Zur Zeit des LGM waren auch die Alpen von Eis bedeckt. Das Ausmaß der Vereisung des Gebirgszugs war aber viel geringer als in Nordamerika und Skandinavien. Deshalb ging man bisher davon aus, dass das Abschmelzen der Gletscher keine große Bedeutung für die aktuelle Anhebung der Alpen hat.

Eisschwund simuliert

Vielmehr dachte man, dass die Hebung hauptsächlich von Materialverlust durch Erosion und den Abtrag von Sedimenten hervorgerufen wird. Ein internationales Forscherteam unter Beteiligung von Wissenschaftern der Uni Potsdam und des Deutschen GeoForschungsZentrum (GFZ) zeigten nun aber, dass das Verschwinden des Eises nach Ende des LGM für etwa 90 Prozent der heutigen Hebung verantwortlich ist.

In jungen Gebirgen wie den Alpen sind komplexe, sich gegenseitig beeinflussende Mechanismen am Werk: Die Afrikanische Platte schiebt sich unter die Eurasische, und die Adriatische Platte (eine Teilplatte der Afrikanischen Platte) schiebt sich gegen den Uhrzeigersinn drehend unter die Eurasische Platte.

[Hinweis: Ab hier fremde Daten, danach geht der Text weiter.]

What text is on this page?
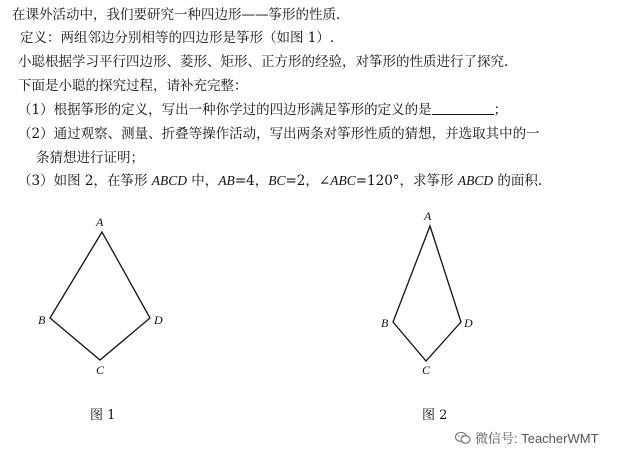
在课外活动中，我们要研究一种四边形——筝形的性质.
定义：两组邻边分别相等的四边形是筝形（如图 1）.
小聪根据学习平行四边形、菱形、矩形、正方形的经验，对筝形的性质进行了探究.
下面是小聪的探究过程，请补充完整：
（1）根据筝形的定义，写出一种你学过的四边形满足筝形的定义的是	；
（2）通过观察、测量、折叠等操作活动，写出两条对筝形性质的猜想，并选取其中的一
条猜想进行证明；
（3）如图 2，在筝形 ABCD 中，AB=4，BC=2，∠ABC=120°，求筝形 ABCD 的面积.
A
B
C
D
A
B
C
D
图 1	图 2
微信号: TeacherWMT
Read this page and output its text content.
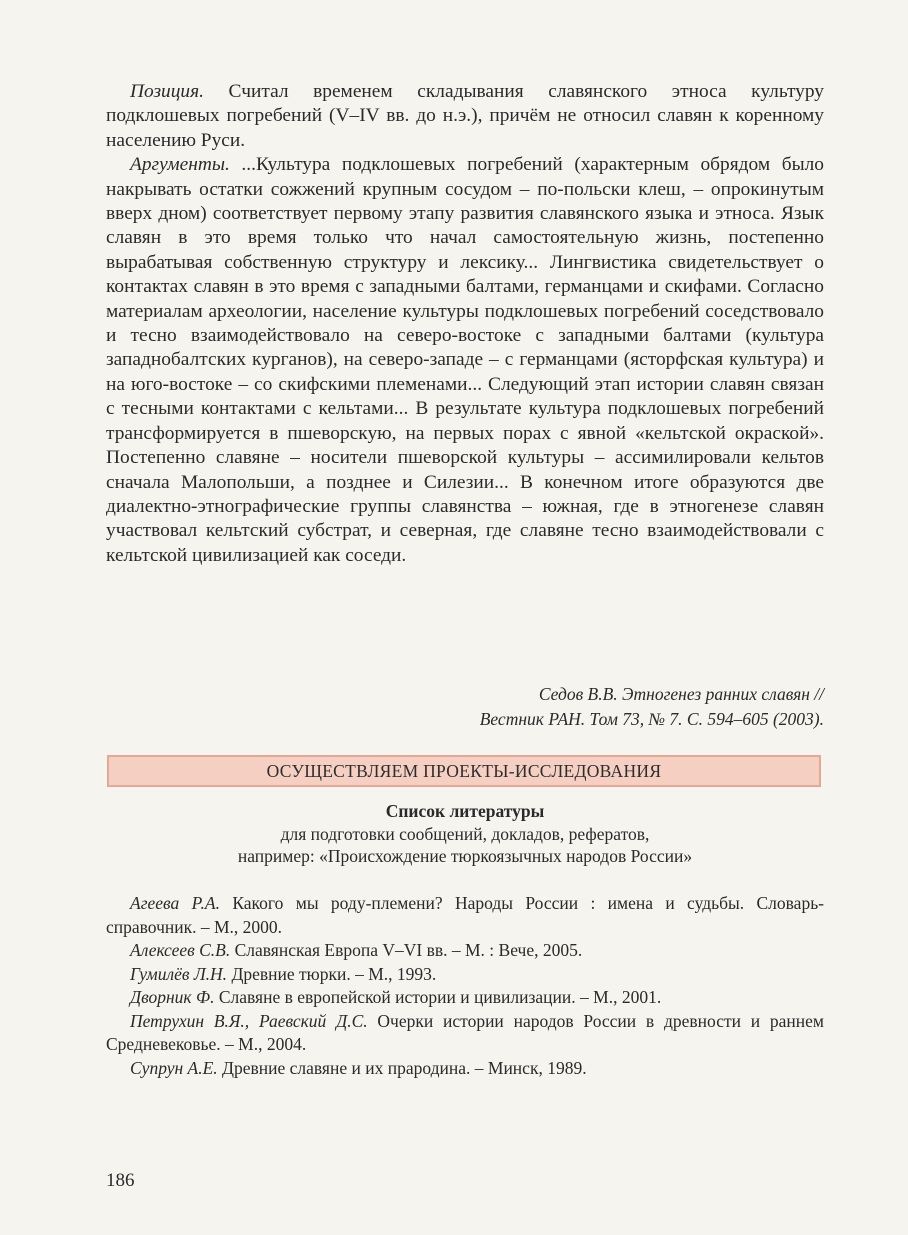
Позиция. Считал временем складывания славянского этноса культуру подклошевых погребений (V–IV вв. до н.э.), причём не относил славян к коренному населению Руси.

Аргументы. ...Культура подклошевых погребений (характерным обрядом было накрывать остатки сожжений крупным сосудом – по-польски клеш, – опрокинутым вверх дном) соответствует первому этапу развития славянского языка и этноса. Язык славян в это время только что начал самостоятельную жизнь, постепенно вырабатывая собственную структуру и лексику... Лингвистика свидетельствует о контактах славян в это время с западными балтами, германцами и скифами. Согласно материалам археологии, население культуры подклошевых погребений соседствовало и тесно взаимодействовало на северо-востоке с западными балтами (культура западнобалтских курганов), на северо-западе – с германцами (ясторфская культура) и на юго-востоке – со скифскими племенами... Следующий этап истории славян связан с тесными контактами с кельтами... В результате культура подклошевых погребений трансформируется в пшеворскую, на первых порах с явной «кельтской окраской». Постепенно славяне – носители пшеворской культуры – ассимилировали кельтов сначала Малопольши, а позднее и Силезии... В конечном итоге образуются две диалектно-этнографические группы славянства – южная, где в этногенезе славян участвовал кельтский субстрат, и северная, где славяне тесно взаимодействовали с кельтской цивилизацией как соседи.

Седов В.В. Этногенез ранних славян //
Вестник РАН. Том 73, № 7. С. 594–605 (2003).
ОСУЩЕСТВЛЯЕМ ПРОЕКТЫ-ИССЛЕДОВАНИЯ
Список литературы
для подготовки сообщений, докладов, рефератов,
например: «Происхождение тюркоязычных народов России»

Агеева Р.А. Какого мы роду-племени? Народы России : имена и судьбы. Словарь-справочник. – М., 2000.

Алексеев С.В. Славянская Европа V–VI вв. – М. : Вече, 2005.

Гумилёв Л.Н. Древние тюрки. – М., 1993.

Дворник Ф. Славяне в европейской истории и цивилизации. – М., 2001.

Петрухин В.Я., Раевский Д.С. Очерки истории народов России в древности и раннем Средневековье. – М., 2004.

Супрун А.Е. Древние славяне и их прародина. – Минск, 1989.

186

In ihrer Arbeit haben die Wissenschafter nun den Anteil von Sedimentabtrag, Eislast und lokaler Tektonik an der Hebung der Alpen verglichen. Sie verwendeten dazu Computermodelle und Daten aus Bohrungen. Sie gehen davon aus, dass sich ein Großteil des nach Ende der Hauptvereisungsphase erodierten Materials innerhalb des Gebirges abgelagert hat. Damit kann dieser Prozess nicht die Hauptursache für die Hebung der Alpen sein, nur rund zehn Prozent der Hebung können auf die Entlastung durch sedimentären Abtrag zurückgeführt werden.

62.000 Gigatonnen Eis

Die Modellierungen zeigen vielmehr, dass sich die Hebung, ähnlich wie in Skandinavien und Nordamerika, am besten mit einer entlastenden Ausgleichsbewegung nach Abschmelzen der Gletscher erklären lässt. Demnach lasteten auf den Alpen während des LGM 62.000 Gigatonnen Eis. Der Sedimentabtrag nach Ende der Vergletscherung machte aber nur gut 4.000 Gigatonnen aus.

Mit 1,5 bis 2,3 Millimeter pro Jahr ist die Hebung am östlichen und westlichen Rand des Tauernfensters in den österreichischen Zentralalpen vergleichsweise hoch, erklärte Studienautor Jürgen Mey von der Uni Potsdam. Dies liege daran, dass diese Region, die sich über die Bundesländer Tirol, Salzburg und Kärnten erstreckt, nahe des Zentrums der stärksten Vereisung während des LGM gelegen ist.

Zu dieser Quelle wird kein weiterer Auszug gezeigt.